Incident Report for RIPE NCC

Postmortem

At 02:20 UTC, the RPKI core systems and Publication as a Service (PAAS) were unavailable. Around 06:00 UTC, Publication as a Service was fully operational again. Any changes made during the outage are lost. Since these are changes from automated systems, recovery should be automatic.

Due to an issue with an NFS volume share, both RPKI CA and PaaS were unavailable.
The RPKI on-call engineer first began troubleshooting the RPKI CA issue, hence why troubleshooting the issue with the Publication as a Service (PAAS) was delayed. Unlike the issue with RPKI CA systems, the backup of the PaaS service was also unreachable, which meant restoring directly on the filesystem was not a possible workaround. At 04:00 UTC, the owners of the NFS service were contacted, and they started investigating the unavailability of the NFS. Around 06:00 UTC, the service was restored, and Publication as a Service was again operational.

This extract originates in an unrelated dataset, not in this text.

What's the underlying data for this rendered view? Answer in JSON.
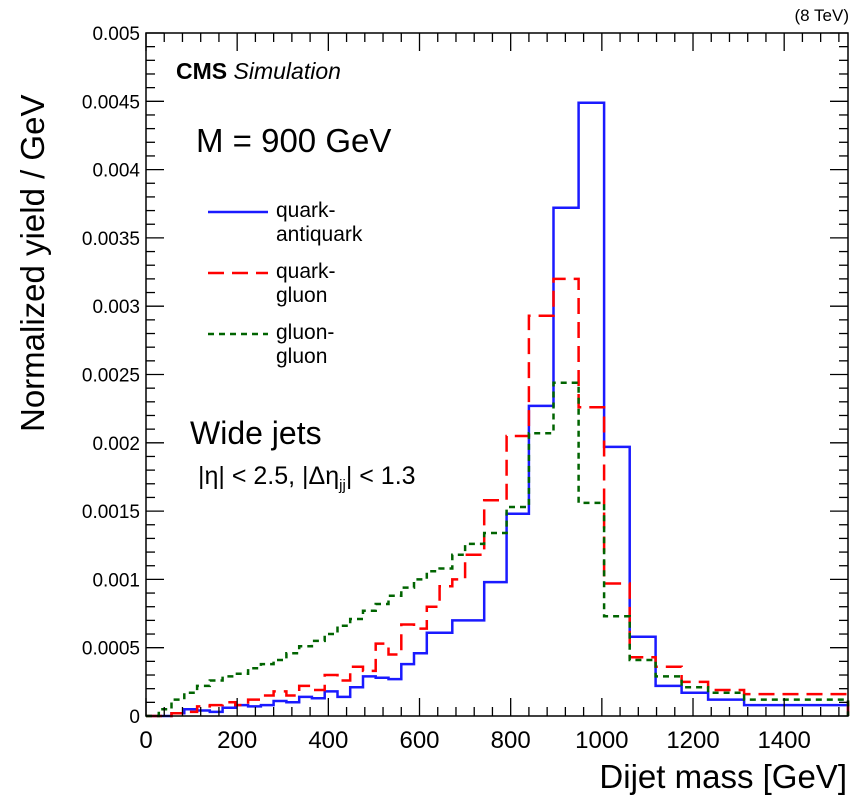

During the outage of the NFS service, the Krill instance that publishes objects for our PAAS had no data and therefore initialized an empty repository. This caused the RRDP and rsync repositories for PAAS to temporarily contain no objects.

Apologies for any inconvenience this has caused.

Posted Jun 19, 2025 - 14:48 CEST

Resolved

This incident has been resolved.
Posted Jun 19, 2025 - 06:05 CEST

Investigating

We are currently investigating this issue.
Posted Jun 19, 2025 - 04:30 CEST
This incident affected: RPKI (RPKI Dashboard, Publication as a Service (API endpoints)).